To lay things out clear, these are the facts of the case and the dirty details of the blaze that was my life before I write this. I’ve bulleted this for ease of reading.

  • I’ve lied about myself to virtually everyone I’ve known for the last 5 or so years. This included my wife and those closest to me.
  • I’ve accrued serious financial debt.
  • I’ve had about 5 jobs in about so many years, each marked by mediocrity and failure.
  • I’ve lived with suicidal thoughts for 10-15 years as I recall it.
  • True joy has eluded my grasp on a consistent basis for this time frame.
  • Now, I am separated from my wife and my marriage is profoundly changed.
  • I am facing a task to pay off serious debt or go bankrupt.
  • I am surrounded by relationships in sore need of repair.
  • I face my God and my Creator accepting my moral failure as a man, husband, son, friend, Christian, and representative of him.
  • I meet with a therapist weekly
  • I meet with a psychiatrist biweekly.
  • My wife and I seek intensive marriage counseling. 
 Behind me is a shambles and that is what was my life.

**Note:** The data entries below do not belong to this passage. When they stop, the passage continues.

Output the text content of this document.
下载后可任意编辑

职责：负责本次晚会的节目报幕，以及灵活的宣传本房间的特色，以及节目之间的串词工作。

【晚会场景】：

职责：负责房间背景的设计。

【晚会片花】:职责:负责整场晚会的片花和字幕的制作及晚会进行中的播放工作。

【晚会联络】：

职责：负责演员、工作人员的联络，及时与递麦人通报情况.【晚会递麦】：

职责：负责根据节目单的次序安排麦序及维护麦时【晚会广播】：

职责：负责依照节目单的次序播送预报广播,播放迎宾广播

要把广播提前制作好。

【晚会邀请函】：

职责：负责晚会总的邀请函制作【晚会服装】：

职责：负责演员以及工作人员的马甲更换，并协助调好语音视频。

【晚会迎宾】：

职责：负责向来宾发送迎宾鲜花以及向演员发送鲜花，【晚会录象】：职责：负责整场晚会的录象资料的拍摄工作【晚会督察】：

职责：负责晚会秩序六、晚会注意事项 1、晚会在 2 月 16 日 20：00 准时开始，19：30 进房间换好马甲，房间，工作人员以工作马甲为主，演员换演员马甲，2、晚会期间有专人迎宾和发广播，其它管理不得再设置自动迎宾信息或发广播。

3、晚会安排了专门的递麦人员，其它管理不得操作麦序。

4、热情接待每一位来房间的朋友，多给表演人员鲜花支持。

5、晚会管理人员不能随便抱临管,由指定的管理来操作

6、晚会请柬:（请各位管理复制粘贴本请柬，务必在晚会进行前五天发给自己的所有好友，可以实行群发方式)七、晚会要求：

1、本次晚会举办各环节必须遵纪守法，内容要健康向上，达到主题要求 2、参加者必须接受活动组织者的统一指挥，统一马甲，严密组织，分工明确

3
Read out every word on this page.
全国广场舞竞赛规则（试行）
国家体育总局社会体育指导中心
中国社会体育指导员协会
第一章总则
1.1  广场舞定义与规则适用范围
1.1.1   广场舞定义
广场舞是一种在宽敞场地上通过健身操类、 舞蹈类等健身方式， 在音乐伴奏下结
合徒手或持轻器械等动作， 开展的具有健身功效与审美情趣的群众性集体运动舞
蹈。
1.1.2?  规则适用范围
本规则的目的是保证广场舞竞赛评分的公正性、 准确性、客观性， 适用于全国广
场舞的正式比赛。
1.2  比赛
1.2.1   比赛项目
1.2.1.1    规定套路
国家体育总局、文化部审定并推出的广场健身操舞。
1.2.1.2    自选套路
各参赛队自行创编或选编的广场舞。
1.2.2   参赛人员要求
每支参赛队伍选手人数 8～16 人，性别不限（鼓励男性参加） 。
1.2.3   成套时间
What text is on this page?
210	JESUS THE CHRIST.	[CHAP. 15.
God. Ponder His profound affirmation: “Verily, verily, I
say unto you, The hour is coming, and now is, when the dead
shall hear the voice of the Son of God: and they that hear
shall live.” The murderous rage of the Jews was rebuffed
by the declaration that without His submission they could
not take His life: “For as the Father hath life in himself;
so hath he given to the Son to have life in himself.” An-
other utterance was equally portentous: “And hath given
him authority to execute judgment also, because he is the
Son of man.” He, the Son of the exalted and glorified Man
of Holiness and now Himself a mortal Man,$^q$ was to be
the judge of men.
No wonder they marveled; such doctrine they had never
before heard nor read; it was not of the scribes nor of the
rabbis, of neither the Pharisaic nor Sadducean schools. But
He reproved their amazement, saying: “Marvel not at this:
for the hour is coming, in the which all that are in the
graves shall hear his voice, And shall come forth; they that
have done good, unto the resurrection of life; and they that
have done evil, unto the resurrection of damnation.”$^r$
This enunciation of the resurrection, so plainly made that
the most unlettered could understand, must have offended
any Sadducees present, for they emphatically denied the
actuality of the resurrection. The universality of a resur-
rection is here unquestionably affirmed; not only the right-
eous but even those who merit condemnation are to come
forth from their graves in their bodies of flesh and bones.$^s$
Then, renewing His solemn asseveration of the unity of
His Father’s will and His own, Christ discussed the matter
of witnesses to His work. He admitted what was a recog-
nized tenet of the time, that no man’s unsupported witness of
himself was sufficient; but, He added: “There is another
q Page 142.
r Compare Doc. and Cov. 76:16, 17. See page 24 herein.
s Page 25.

For a long time, it was dishonest anyway. It wasn’t real. I lived within a hole inside myself, hiding through lies, corrupted by sin.

But, that was the valley. That was Nod. That was east of Eden. Here are a few more truths:

  • In my quest to learn how I got here, I’ve discovered mental illness within me.
  • I’ve sought resources to understand myself.
  • More important than the mental illness or self-realization, I have come face-to-face with my sin and the gravity of it. There’s not a part of my life that was not wilted and ultimately killed by the sin
  • I’ve felt the need for my savior more acutely than ever.

And so this is for the Christian who has stumbled. The Christian who has discovered mental illness and who struggles to find a friend. Hopefully the words across this digital page may be a comfort to you out there. And, hopefully we can learn some more about ourselves, our God, and the beauty ahead of us.

Why Write?

For me, I have often felt that writing (or music) are the only two ways I can effectively communicate what it is that I feel. While I am knowingly gifted and comfortable speaking in public situations, I prefer writing because I prefer deliberation.

But why write about this? To get it out and hope that maybe one more honest story catches someone like me before it all goes bad and, that ultimately, the Gospel can grow through this experience of mine.

If nothing else, it is to offer a “listening ear” as best I can for those in moments I rememember.